Um ataque a tiros na noite de segunda-feira (15/06) deixou um morto e um ferido em Mossoró, no Rio Grande do Norte. O alvo era o vereador Cabo Deyvison, de 37 anos, filiado ao Partido Liberal (PL). Seu assessor, Alyson Dyego de Oliveira Morais, também de 37 anos, não resistiu aos ferimentos.
Os disparos ocorreram diante da Unidade de Pronto Atendimento (UPA) do bairro Alto de São Manoel, pouco antes das 22h. Segundo a direção da unidade, o vereador aguardava do lado externo da UPA junto a uma mulher e uma criança que havia sido mordida por um cachorro.
Transmissão ao vivo no momento do crime
No instante em que os tiros foram disparados, Alyson Dyego transmitia imagens ao vivo pelas redes sociais.
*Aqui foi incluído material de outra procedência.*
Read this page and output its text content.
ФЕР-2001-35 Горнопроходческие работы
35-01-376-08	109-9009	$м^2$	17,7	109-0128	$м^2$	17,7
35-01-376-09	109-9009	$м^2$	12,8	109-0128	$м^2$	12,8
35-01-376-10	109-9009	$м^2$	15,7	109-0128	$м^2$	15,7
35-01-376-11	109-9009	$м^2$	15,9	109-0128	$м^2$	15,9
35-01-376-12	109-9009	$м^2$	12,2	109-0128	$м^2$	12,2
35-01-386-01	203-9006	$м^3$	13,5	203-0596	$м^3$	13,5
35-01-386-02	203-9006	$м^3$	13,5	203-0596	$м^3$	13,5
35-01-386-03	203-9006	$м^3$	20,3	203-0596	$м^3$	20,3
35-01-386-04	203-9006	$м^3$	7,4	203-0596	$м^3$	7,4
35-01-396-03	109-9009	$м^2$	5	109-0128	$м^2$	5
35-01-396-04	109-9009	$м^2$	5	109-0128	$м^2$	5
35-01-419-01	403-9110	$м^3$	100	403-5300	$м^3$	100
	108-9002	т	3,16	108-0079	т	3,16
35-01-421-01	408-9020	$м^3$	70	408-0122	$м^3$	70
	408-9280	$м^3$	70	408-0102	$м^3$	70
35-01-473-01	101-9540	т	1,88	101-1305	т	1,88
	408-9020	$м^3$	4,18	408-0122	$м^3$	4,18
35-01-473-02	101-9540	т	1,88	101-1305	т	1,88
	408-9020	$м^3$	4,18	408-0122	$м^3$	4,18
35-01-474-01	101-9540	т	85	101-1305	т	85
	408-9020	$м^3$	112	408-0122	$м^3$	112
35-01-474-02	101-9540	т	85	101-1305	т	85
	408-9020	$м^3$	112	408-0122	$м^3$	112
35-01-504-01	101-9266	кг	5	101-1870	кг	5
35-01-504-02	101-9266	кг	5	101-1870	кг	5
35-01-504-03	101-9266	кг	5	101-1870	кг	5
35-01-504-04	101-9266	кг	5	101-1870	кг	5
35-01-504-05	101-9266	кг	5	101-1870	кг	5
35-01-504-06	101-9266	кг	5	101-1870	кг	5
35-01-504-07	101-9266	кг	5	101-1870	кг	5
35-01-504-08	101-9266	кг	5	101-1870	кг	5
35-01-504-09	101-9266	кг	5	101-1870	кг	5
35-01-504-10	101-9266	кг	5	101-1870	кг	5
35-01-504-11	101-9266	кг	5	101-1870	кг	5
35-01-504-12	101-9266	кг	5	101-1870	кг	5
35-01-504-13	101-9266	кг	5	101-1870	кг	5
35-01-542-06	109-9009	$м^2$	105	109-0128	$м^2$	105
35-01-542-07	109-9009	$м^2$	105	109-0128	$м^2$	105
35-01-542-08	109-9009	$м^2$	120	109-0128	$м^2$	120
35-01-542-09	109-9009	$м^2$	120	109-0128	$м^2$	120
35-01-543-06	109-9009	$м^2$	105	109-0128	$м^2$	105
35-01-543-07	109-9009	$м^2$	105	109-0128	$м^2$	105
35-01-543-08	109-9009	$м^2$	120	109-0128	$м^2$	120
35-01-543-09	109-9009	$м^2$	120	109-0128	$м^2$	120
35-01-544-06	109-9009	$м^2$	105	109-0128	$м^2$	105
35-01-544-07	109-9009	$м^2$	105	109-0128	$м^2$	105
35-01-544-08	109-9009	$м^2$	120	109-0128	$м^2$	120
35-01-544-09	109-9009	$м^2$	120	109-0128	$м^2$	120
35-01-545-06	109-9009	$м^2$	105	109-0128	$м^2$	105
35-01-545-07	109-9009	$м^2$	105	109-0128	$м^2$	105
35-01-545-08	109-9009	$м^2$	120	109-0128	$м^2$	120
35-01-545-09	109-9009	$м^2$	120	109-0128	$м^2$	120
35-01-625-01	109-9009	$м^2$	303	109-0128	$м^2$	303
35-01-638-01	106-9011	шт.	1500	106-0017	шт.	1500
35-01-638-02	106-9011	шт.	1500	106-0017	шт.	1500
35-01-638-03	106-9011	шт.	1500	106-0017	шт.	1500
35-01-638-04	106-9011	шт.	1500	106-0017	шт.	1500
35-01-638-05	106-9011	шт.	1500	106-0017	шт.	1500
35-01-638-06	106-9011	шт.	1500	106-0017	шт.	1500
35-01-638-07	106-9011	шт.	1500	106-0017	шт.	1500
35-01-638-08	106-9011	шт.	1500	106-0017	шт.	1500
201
Ocupantes de um veículo abriram fogo contra as duas vítimas. O assessor morreu após o ataque. Cabo Deyvison foi atingido nas pernas e sobreviveu.
A polícia abriu investigação para apurar as circunstâncias do crime. Uma das linhas de apuração considera a possível motivação política do ataque.
A Polícia Civil confirmou que os atiradores utilizaram um fuzil calibre 5.56, classificado como arma de uso restrito, ou seja, proibida para civis e reservada às Forças Armadas e forças de segurança. Um carregador de munição do mesmo calibre foi recolhido pela perícia no local do crime.
O veículo usado na fuga foi localizado abandonado no bairro Alameda dos Cajueiros. Até a última atualização desta reportagem, nenhum suspeito havia sido preso. A identidade dos autores dos disparos e a motivação exata do crime ainda não foram confirmadas pelas autoridades.
Estado do vereador e investigação
Cabo Deyvison recebeu os primeiros atendimentos na própria UPA e foi transferido de ambulância para o Hospital Regional Tarcísio Maia. A equipe do parlamentar divulgou comunicado informando que seu estado de saúde é estável e lamentou a morte do assessor. “Neste momento de dor e preocupação, pedimos orações pela recuperação de Cabo Deyvison e pela família da vítima”, diz o texto.
O delegado Renato Oliveira, responsável pelo caso, classificou o atentado como bárbaro e confirmou o uso das armas de uso restrito. “É uma atitude extremamente violenta e criminosa que precisa de uma resposta”, afirmou. A Polícia Civil aponta que o alvo era o vereador. Uma das linhas de investigação examina se o crime tem relação com denúncias sobre a atuação de facções criminosas na cidade.
Eleito em 2024 e no primeiro mandato, Cabo Deyvison, de 37 anos, atuou por 13 anos como policial militar no Ceará antes de ingressar na política.